矛盾と迷走
結局、家族の誰にも話せずにいた蓮は、高校時代から親しかった友人の謙介に、この件を相談する事にした。
謙介は高校時代、共に野球をやり遂げた仲間であり、親友の一人である。
学生の頃はよく、謙介の恋愛話を聞かされた。謙介は部の中でもすっきりとした顔立ちで、女子からの人気も高かった。
蓮には事ある毎に女子を紹介する謙介であったが、野球にしか意識が向かなかった蓮は、話を右から左に聞き流していた。
野球部を引退してからも、二人は、謙介の家でふざけあってゲームをしたり、お互いの現状を語り合う仲だった。
謙介は、蓮が幼い頃に両親が離婚している事、そして十年ぶりに父親と再会した事も知っていた。
その日、蓮は謙介を誘って、二人で温泉へ出かけた。

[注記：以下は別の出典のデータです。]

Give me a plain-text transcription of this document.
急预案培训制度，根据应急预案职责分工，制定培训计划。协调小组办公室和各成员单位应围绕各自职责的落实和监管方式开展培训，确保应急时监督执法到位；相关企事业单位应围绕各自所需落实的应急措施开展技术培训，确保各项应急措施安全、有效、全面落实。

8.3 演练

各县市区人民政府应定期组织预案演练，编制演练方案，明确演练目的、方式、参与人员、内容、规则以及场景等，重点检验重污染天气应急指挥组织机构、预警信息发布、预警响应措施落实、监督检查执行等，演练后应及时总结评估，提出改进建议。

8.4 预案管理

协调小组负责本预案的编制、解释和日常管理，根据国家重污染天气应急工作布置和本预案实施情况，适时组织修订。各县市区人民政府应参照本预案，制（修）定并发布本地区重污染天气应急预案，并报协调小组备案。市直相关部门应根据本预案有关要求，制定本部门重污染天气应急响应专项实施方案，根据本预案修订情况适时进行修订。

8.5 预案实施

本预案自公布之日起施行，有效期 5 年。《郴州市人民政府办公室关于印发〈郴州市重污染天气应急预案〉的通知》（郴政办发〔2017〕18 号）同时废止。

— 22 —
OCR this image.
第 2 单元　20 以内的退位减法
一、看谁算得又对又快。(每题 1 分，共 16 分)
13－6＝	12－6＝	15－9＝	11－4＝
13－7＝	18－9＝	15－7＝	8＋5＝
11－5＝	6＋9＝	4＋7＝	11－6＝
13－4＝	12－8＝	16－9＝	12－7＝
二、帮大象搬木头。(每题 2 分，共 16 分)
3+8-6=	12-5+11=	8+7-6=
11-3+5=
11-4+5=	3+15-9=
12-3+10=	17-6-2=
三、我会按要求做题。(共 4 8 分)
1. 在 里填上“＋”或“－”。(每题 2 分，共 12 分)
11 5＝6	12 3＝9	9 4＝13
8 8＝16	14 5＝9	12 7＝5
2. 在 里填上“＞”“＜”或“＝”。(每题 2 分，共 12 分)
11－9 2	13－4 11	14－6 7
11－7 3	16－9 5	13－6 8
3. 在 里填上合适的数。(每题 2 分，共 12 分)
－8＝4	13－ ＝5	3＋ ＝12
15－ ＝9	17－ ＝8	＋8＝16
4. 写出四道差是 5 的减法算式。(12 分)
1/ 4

温泉は山林の途中にある。緩やかな坂道を登り始めてから十五分程経過した頃だろうか。謙介の運転する車は、温泉の駐車場に到着した。
車から降りると、家族で温泉に浸かりにきたのだろう、子どもたちがはしゃいでいる姿が、入口の方に見えた。
いつもより澄んだ空気を味わいながら、二人は温泉の入口へ歩いて行った。
二人は身体を洗い、露天風呂に向かうと、その広大な大自然と融合された真っ青な空には、目を見張るものがあった。
真っ青な空とは逆さにして、遠くまで広がる青い海にかかるマルーン色の夕日が、水面に反射してキラキラときらめく額縁の世界は、絶景そのものであった。
久しぶりに湯に浸かり、心も体も癒されながら、蓮はその額縁を眺めた。いい眺めだった。
その景色を見ると、時を忘れていつも長湯してしまう。
「しかし、お前から誘うなんて、珍しいな」
額から流れ落ちる汗をタオルで吹きながら、謙介が話しかけてきた。
「ああ」
いつも相談を受けるのは謙介からで、今付き合っている人がどうだとか、お前も彼女を早くつくれだとか、もっぱら恋愛話が長らく展開される。しかし、今日はそうはならなかった。
「何だ? 好きな人でもできたか」
冗談交じりに言いながらげらげらと笑って揶揄う謙介に、蓮は水を差した。
「いや、そうじゃなくて」
謙介は、目を見開きながら言った。